In this notebook, we'll scrape the novel Tom Sawyer from the website Project Gutenberg (which contains a large corpus of books) using the Python package requests. 
Then we'll extract words from this web data using BeautifulSoup. Finally, we'll dive into analyzing the distribution of words using the Natural Language ToolKit (nltk) and Counter.

The Data Science pipeline we'll build in this notebook can be used to visualize the word frequency distributions of any novel that you can find on Project Gutenberg. 
The natural language processing tools used here apply to much of the data that data scientists encounter as a vast proportion of the world's data is unstructured data and includes a great deal of text.

Let's start by loading in the three main Python packages we are going to use.

'''

# Importing requests, BeautifulSoup, nltk, and Counter
import requests
from bs4 import BeautifulSoup
import nltk
from collections import Counter
from nltk.corpus import stopwords

# Getting the Tom Sawyer HTML 
r = requests.get('https://www.gutenberg.org/files/74/74-h/74-h.htm')

# Setting the correct text encoding of the HTML page
r.encoding = 'utf-8'

# Extracting the HTML from the request object
html = r.text

# Creating a BeautifulSoup object from the HTML
soup = BeautifulSoup(html)

# Getting the text out of the soup
text = soup.get_text()

#nltk – the Natural Language Toolkit
# Creating a tokenizer
tokenizer = nltk.tokenize.RegexpTokenizer('\w+')

# Tokenizing the text
tokens = tokenizer.tokenize(text)

# Create a list called words containing all tokens transformed to lower-case
words = []
for w in tokens:
    words.append(w.lower())

# Getting the English stop words from nltk
sw = nltk.corpus.stopwords.words('english')
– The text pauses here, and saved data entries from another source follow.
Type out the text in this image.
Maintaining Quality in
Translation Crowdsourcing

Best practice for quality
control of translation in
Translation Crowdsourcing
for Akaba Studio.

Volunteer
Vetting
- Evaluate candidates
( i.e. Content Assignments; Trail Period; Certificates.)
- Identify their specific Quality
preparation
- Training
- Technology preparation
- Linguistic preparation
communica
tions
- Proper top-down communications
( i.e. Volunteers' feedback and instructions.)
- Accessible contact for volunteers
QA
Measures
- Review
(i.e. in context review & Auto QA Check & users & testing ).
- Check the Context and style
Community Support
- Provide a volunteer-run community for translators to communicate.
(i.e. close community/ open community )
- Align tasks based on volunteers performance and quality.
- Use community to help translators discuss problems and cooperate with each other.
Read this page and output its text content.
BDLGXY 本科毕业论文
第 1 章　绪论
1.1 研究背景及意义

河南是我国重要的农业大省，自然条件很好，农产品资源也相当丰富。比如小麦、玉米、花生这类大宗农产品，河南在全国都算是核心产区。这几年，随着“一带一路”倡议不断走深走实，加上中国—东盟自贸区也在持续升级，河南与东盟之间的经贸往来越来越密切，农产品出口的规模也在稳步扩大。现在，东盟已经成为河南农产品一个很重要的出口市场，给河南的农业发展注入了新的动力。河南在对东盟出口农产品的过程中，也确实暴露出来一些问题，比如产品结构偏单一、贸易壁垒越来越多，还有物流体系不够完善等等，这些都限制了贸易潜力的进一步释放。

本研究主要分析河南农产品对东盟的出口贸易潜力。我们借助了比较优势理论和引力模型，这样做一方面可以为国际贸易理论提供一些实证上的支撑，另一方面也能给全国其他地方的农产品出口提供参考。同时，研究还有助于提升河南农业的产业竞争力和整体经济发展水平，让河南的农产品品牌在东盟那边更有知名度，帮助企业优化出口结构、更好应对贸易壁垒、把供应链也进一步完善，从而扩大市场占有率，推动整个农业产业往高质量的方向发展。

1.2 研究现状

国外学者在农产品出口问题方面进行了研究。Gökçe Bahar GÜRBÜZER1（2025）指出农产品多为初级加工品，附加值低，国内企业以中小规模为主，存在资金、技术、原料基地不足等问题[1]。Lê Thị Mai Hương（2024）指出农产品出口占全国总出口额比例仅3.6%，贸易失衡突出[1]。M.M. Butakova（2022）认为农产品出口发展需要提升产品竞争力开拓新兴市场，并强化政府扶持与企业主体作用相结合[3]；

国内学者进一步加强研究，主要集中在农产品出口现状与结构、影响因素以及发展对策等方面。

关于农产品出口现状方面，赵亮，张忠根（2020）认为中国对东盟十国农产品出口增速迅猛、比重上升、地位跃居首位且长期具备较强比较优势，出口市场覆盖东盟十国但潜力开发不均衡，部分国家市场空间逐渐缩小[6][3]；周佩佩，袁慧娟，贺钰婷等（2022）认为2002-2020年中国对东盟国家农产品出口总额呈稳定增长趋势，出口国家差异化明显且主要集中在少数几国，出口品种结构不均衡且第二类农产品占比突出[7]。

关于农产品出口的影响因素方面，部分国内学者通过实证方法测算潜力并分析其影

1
# Create a list words_ns containing all words that are in words but not in sw

words_ns = []

for w in words:
    if w not in sw:
        words_ns.append(w)

# Initialize a Counter object from our processed list of words
count = Counter(words_ns)

# Store 10 most common words and their counts as top_ten
top_twenty = count.most_common(20)

print(f'The most frequent word used in Tom Sawyer is {top_twenty[0][0]}.')

The most frequent word used in Tom Sawyer is tom.